INFORMAZIONE RISERVATA. A proposito di libertà di stampa

La recente vicenda di Cecilia Sala, la giornalista italiana incarcerata in Iran senza un’accusa precisa e uscita poi dal carcere, con soddisfazione di chi, come me, ritiene che in carcere non ci debba stare nessuno, aldilà di altre considerazioni è stata usata in Italia per rilanciare la narrazione sulla libertà di stampa e di informazione. Libertà di stampa e di informazione che sarebbe maggiormente tutelata dai governi che fanno parte del blocco imperialista, a cui appartiene anche l’Italia, mentre sarebbe minacciata dai governi del blocco imperialista a cui appartiene la repubblica islamica dell’Iran.

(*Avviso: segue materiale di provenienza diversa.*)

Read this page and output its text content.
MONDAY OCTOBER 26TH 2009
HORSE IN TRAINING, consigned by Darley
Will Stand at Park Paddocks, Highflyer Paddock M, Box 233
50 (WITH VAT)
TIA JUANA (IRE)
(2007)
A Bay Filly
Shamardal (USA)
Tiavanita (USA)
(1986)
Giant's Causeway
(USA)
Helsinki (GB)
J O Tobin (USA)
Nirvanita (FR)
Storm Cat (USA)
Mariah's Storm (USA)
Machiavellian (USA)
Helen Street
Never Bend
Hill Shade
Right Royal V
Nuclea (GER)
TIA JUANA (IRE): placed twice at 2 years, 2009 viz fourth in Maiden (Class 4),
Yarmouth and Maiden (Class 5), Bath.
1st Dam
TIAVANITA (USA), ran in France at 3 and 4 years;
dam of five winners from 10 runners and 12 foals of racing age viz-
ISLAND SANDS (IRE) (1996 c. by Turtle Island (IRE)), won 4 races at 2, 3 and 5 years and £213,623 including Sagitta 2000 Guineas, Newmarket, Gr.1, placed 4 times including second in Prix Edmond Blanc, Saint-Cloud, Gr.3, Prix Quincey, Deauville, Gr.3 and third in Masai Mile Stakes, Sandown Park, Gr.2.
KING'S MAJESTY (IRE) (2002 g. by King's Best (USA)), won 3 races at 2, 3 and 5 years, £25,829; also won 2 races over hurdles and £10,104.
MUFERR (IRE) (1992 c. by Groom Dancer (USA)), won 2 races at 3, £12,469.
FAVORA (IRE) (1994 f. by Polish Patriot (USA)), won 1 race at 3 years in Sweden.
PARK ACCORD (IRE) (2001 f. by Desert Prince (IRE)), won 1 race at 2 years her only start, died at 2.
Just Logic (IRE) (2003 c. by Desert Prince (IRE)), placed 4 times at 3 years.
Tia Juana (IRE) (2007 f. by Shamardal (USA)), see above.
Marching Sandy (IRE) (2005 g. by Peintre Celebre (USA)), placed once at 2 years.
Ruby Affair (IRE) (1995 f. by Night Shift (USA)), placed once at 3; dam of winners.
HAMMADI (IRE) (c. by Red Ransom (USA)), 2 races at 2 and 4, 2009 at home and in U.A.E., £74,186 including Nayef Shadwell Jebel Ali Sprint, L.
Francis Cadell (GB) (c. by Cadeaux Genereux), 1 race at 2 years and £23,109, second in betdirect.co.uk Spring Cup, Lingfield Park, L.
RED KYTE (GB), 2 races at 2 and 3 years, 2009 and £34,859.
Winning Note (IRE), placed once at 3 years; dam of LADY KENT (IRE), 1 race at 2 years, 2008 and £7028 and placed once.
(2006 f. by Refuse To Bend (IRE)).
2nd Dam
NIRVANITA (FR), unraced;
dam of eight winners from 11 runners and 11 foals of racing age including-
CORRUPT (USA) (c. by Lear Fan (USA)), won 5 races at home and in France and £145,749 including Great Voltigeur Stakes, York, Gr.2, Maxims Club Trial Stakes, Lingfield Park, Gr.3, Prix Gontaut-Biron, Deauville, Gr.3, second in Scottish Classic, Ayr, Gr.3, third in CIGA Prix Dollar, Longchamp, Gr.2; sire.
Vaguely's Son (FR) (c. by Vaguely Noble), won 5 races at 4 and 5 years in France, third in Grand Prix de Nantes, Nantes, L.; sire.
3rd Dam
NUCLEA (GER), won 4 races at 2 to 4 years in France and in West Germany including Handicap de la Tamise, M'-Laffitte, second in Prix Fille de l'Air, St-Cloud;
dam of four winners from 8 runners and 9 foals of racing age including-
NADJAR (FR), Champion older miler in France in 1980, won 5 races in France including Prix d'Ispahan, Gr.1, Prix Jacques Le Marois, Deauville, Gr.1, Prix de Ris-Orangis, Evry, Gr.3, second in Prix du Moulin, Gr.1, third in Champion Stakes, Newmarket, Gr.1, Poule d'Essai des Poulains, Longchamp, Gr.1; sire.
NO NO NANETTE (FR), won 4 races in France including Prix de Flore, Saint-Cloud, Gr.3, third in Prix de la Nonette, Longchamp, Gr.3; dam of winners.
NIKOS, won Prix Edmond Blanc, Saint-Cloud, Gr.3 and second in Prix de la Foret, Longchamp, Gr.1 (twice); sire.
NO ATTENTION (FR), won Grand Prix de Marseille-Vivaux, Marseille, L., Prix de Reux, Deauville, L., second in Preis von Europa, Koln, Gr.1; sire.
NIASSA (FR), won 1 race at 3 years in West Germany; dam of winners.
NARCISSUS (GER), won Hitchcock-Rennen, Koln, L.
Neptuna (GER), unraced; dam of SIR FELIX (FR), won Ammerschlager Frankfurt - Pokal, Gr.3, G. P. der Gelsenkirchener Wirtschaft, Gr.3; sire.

Come è facile comprendere, il tema della libertà di informazione sta particolarmente a cuore a chi si adopera per far uscire un periodico che si ispira all’ideale anarchico come Umanità Nova aggirando lacci e lacciuoli di una normativa che risale all’epoca fascista, prodotto diretto delle leggi fascistissime, varate per trasformare il governo Mussolini in regime all’indomani del delitto di Giacomo Matteotti, con l’obiettivo di mettere a tacere l’ondata di sdegno popolare sviluppatasi in conseguenza del truce assassinio del deputato socialista.

Lasciamo da parte l’ovvia constatazione che la libertà di informazione esiste solo per chi può permettersi di controllare media sociali, tv, giornali, quindi in realtà esiste solo per le multinazionali dell’informazione; quale sia la condizione della libertà di informazione nel cosiddetto Occidente ce lo svela, fra l’altro, la vicenda di Julian Assange, perseguitato per anni per aver reso pubblici i crimini di guerra degli Stati Uniti e soprattutto per aver rivelato che tali crimini erano a conoscenza dei vertici militari e dell’autorità politica a stelle e strisce. E anche l’Italia non se la passa bene.

In un articolo uscito l’ottobre scorso su una pubblicazione del Reuters Institute for the Study of Journalism dell’università di Oxford si afferma che “ci sono segnali di un potenziale arretramento democratico, spronato da iniziative di governo che potrebbero creare un futuro meno pluralistico per i media nazionali”. Da questo punto di vista, le dichiarazioni fatte dalla presidente del consiglio Meloni in una recente conferenza stampa lasciano trasparire la sua volontà di marciare con decisione verso l’instaurazione di un regime autoritario mascherato di paternalismo. L’informazione continuerà ad essere libera a patto che sia responsabile e disponibile ad un dialogo costruttivo con il governo: spetta al governo decidere se l’informazione sia responsabile o meno e il dialogo costruttivo si traduce nel non mettere ostacoli agli ukaze di Palazzo Chigi. In queste parole si sente l’eco di quanto affermava Mussolini, che definiva il giornalismo italiano sotto il regime fascista “perché, nell’ambito delle leggi del Regime, può esercitare, e le esercita, funzioni di controllo, di critica, di propulsione”.

Ricordo che l’assalto fascista alle organizzazioni del movimento operaio fu favorito nel 1920 dall’arresto, su ordine del governo di Giovanni Giolitti esponente della sinistra liberale, con l’accusa di insurrezione per numerosi esponenti del movimento anarchico, fra cui l’intera redazione di Umanità Nova, che allora usciva quotidianamente. La reazione dei socialisti legalitari e dei comunisti autoritari fu tiepida e la mancanza di solidarietà di allora fu una delle cause che portarono alla vittoria del fascismo.

Non c’è bisogno di andare in Iran per battersi per la libertà di stampa.